What else might you consider bring up during your initial consultation with your estate planning and asset protection lawyer.

  • Ancillary Documents: So, what are these all about? Dying is not all you have to think about.  During Covid-19, folks were in the hospital for months-and-months-and months.  Who was to handle their household affairs?  Who was to handle their business affairs?  Who was to take care of their minor children?  Incapacity issues are also part of effective estate planning and asset protection.   Estate planning is about planning for your being unable to care for yourself, your minor children and your financial affairs.  Some tools estate planning lawyers use in consideration of your incapacity to act for yourself are as follows:
  1. Durable Powers
  2. General Powers
  3. Special Powers
  4. Revocation of POAs
  5. Health Care POAs
  6. Directive to Physicians
  7. Trusts
  8. Creation of trusts
  9. Purpose, Types and Taxes with respect to Trusts
  10. Community Property Agreement and Pour-over Will
  11. Crummey Powers
  12. Termination of the Trusts
  13. Marital and Bypass Trusts
  14. When Trust are not advisable
  15. How Trusts work
  16. Living Trust
  17. QTIP Trusts
  18. Charitable Remainder Trusts
  • Guardianships
  • What about Long-Term Care? (Elder Care, such as Social Security, Nursing Homes,

SSI, Medicare, Medicaid and Hospice).  These matters too are addressed in comprehensive estate and asset protection.

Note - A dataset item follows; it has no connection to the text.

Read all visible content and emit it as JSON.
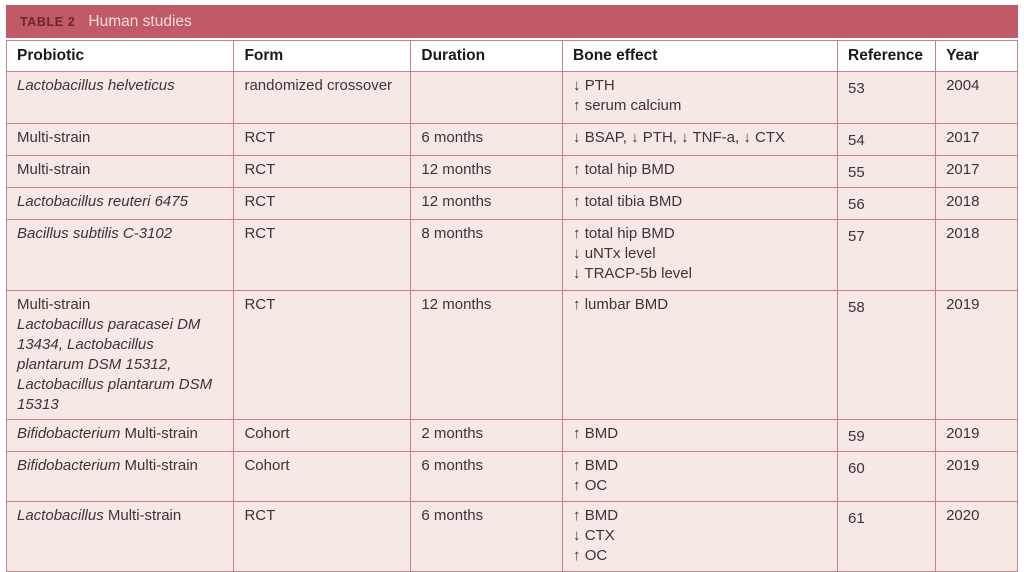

Estate planning is not about the documents!  Estate Planning is all about your goals and objectives in passing your legacy, values and property to who you want and how you want and when you want with the least amount of spillage such as for taxes, court costs and other expenses as possible.  It is dangerous to pull documents off the internet or obtain them from friends, relatives or others because law is complicated and what you find on the internet or elsewhere might not accomplish your goals and objectives.  A counseling attorney is critical for effective estate planning, tax planning and asset protection.  These plans need to be within the bounds of all applicable international, federal, state and local laws and ethical principles.  What are your goals and objectives in such matters as these?

This law blog is written by the Taxation | Litigation | Immigration Law Firm of Coleman Jackson, P.C. for educational purposes; it does not create an attorney-client relationship between this law firm and its reader.  You should consult with legal counsel in your geographical area with respect to any legal issues impacting you, your family or business.